Objective: To systematically review available data from the literature regarding the efficacy of oral antidiabetic agents, both as monotherapy and in combination.
Data sources: A MEDLINE search was performed to identify all English-language reports of unique, randomized controlled clinical trials involving recently available oral agents for type 2 diabetes. Bibliographies were also reviewed to find additional reports not otherwise identified.
Study selection and data extraction: Studies (63) were included in the analysis if they had a study period of at least 3 months; if each group contained at least 10 subjects at the study's conclusion; and if hemoglobin A(1c) was reported. When multiple dosages of a drug were tested, the results of the highest approved dosage were used.
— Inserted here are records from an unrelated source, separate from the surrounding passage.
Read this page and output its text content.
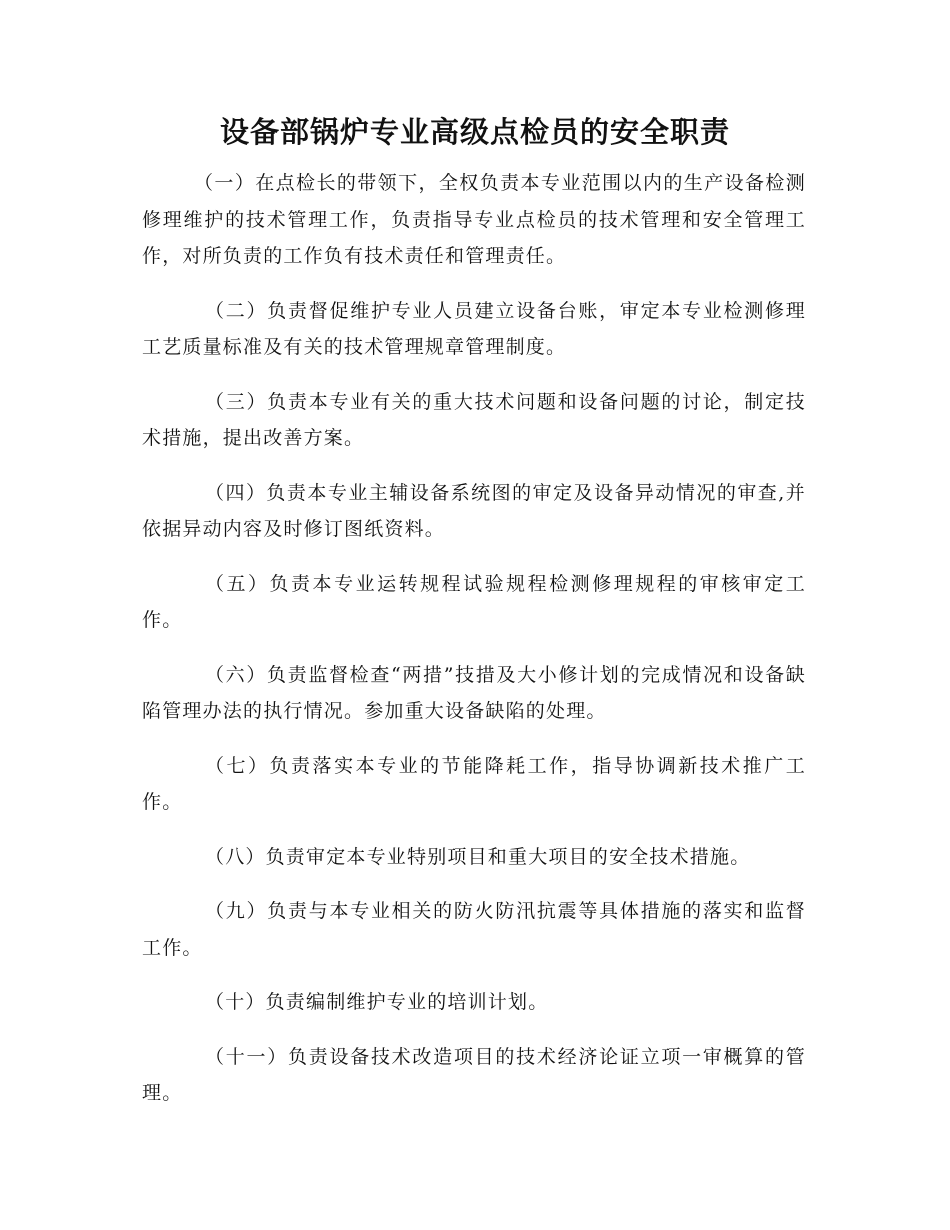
设备部锅炉专业高级点检员的安全职责

（一）在点检长的带领下，全权负责本专业范围以内的生产设备检测修理维护的技术管理工作，负责指导专业点检员的技术管理和安全管理工作，对所负责的工作负有技术责任和管理责任。

（二）负责督促维护专业人员建立设备台账，审定本专业检测修理工艺质量标准及有关的技术管理规章管理制度。

（三）负责本专业有关的重大技术问题和设备问题的讨论，制定技术措施，提出改善方案。

（四）负责本专业主辅设备系统图的审定及设备异动情况的审查,并依据异动内容及时修订图纸资料。

（五）负责本专业运转规程试验规程检测修理规程的审核审定工作。

（六）负责监督检查“两措”技措及大小修计划的完成情况和设备缺陷管理办法的执行情况。参加重大设备缺陷的处理。

（七）负责落实本专业的节能降耗工作，指导协调新技术推广工作。

（八）负责审定本专业特别项目和重大项目的安全技术措施。

（九）负责与本专业相关的防火防汛抗震等具体措施的落实和监督工作。

（十）负责编制维护专业的培训计划。

（十一）负责设备技术改造项目的技术经济论证立项一审概算的管理。
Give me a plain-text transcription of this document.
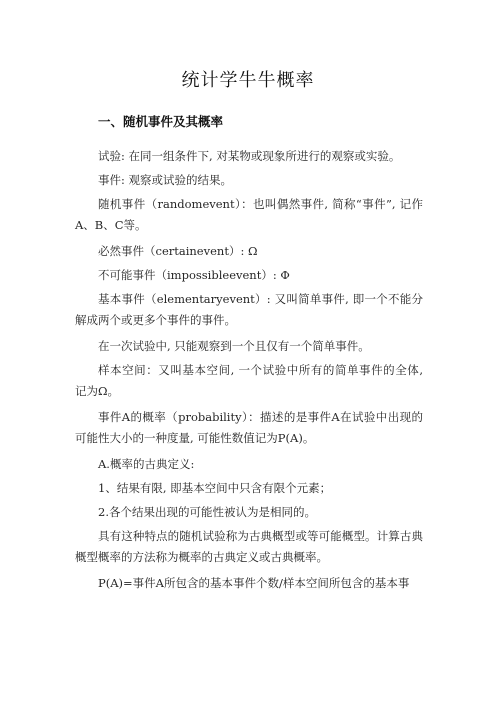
统计学牛牛概率
一、随机事件及其概率
试验: 在同一组条件下, 对某物或现象所进行的观察或实验。
事件: 观察或试验的结果。
随机事件（randomevent）：也叫偶然事件, 简称“事件”, 记作A、B、C等。
必然事件（certainevent）: Ω
不可能事件（impossibleevent）: Φ
基本事件（elementaryevent）: 又叫简单事件, 即一个不能分解成两个或更多个事件的事件。
在一次试验中, 只能观察到一个且仅有一个简单事件。
样本空间：又叫基本空间, 一个试验中所有的简单事件的全体, 记为Ω。
事件A的概率（probability）：描述的是事件A在试验中出现的可能性大小的一种度量, 可能性数值记为P(A)。
A.概率的古典定义:
1、结果有限, 即基本空间中只含有限个元素；
2.各个结果出现的可能性被认为是相同的。
具有这种特点的随机试验称为古典概型或等可能概型。计算古典概型概率的方法称为概率的古典定义或古典概率。
P(A)=事件A所包含的基本事件个数/样本空间所包含的基本事
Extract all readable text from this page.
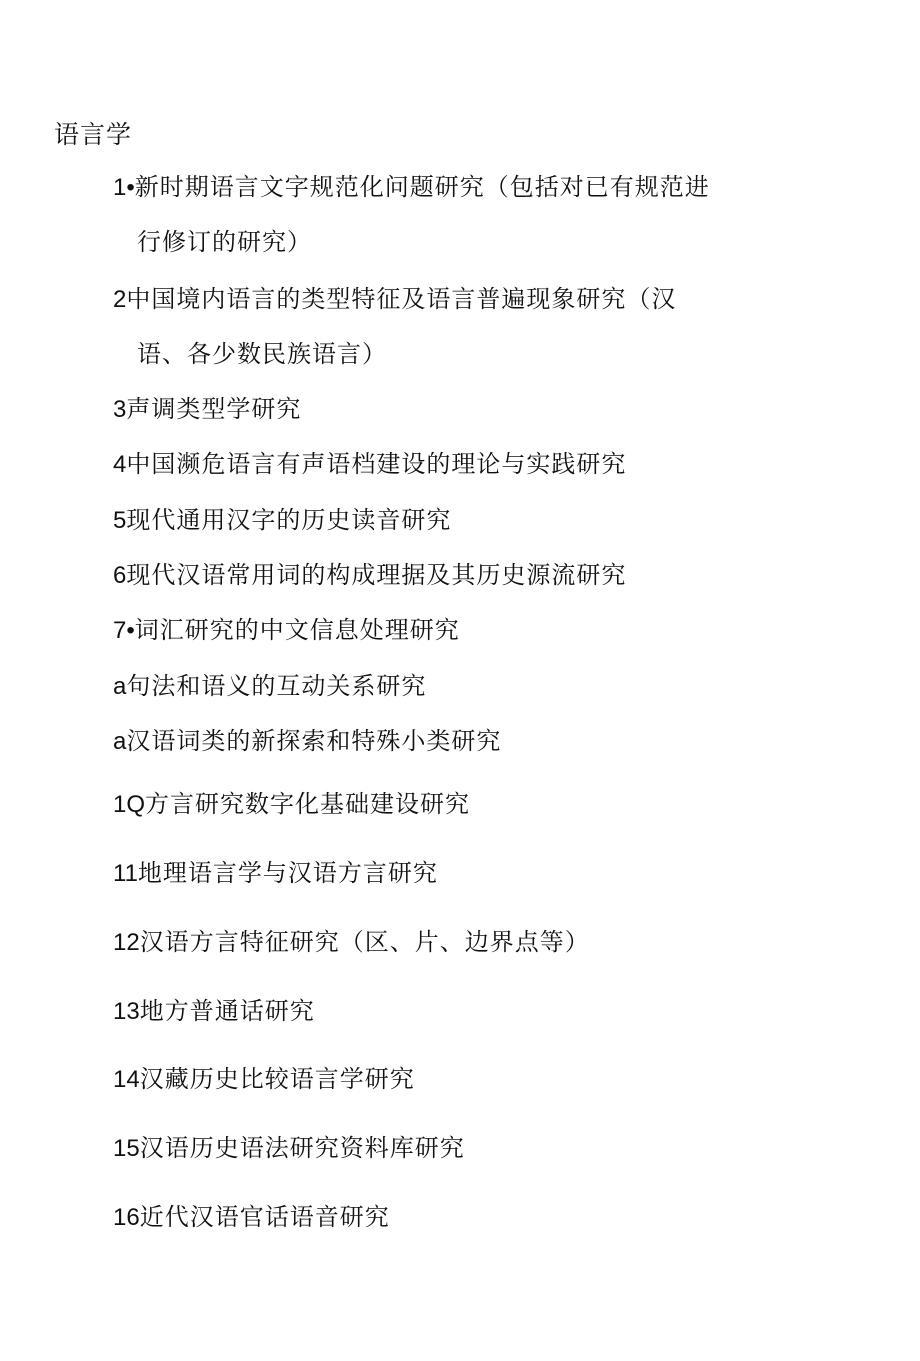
语言学
1•新时期语言文字规范化问题研究（包括对已有规范进
行修订的研究）
2中国境内语言的类型特征及语言普遍现象研究（汉
语、各少数民族语言）
3声调类型学研究
4中国濒危语言有声语档建设的理论与实践研究
5现代通用汉字的历史读音研究
6现代汉语常用词的构成理据及其历史源流研究
7•词汇研究的中文信息处理研究
a句法和语义的互动关系研究
a汉语词类的新探索和特殊小类研究
1Q方言研究数字化基础建设研究
11地理语言学与汉语方言研究
12汉语方言特征研究（区、片、边界点等）
13地方普通话研究
14汉藏历史比较语言学研究
15汉语历史语法研究资料库研究
16近代汉语官话语音研究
In placebo-controlled trials, hemoglobin A(1c) data are presented as the difference between the change in treated vs placebo subjects.
Data synthesis: Five distinct oral drug classes are now available for the treatment of type 2 diabetes. Compared with placebo treatment, most of these agents lower hemoglobin A(1c) levels approximately 1% to 2%. Equivalent efficacy is usually demonstrated when different agents are compared with one another in the same study population. When they are used in combination, there are additional glycemic benefits. Long-term vascular risk reduction has been demonstrated only with sulfonylureas and metformin.
Conclusions: With few exceptions, the available oral antidiabetic agents are equally effective at lowering glucose concentrations. Their mechanisms of action are different, however, and as a result they appear to have distinct metabolic effects. These are reflected in their adverse effect profiles and their effect on cardiovascular risk, which may influence drug choice.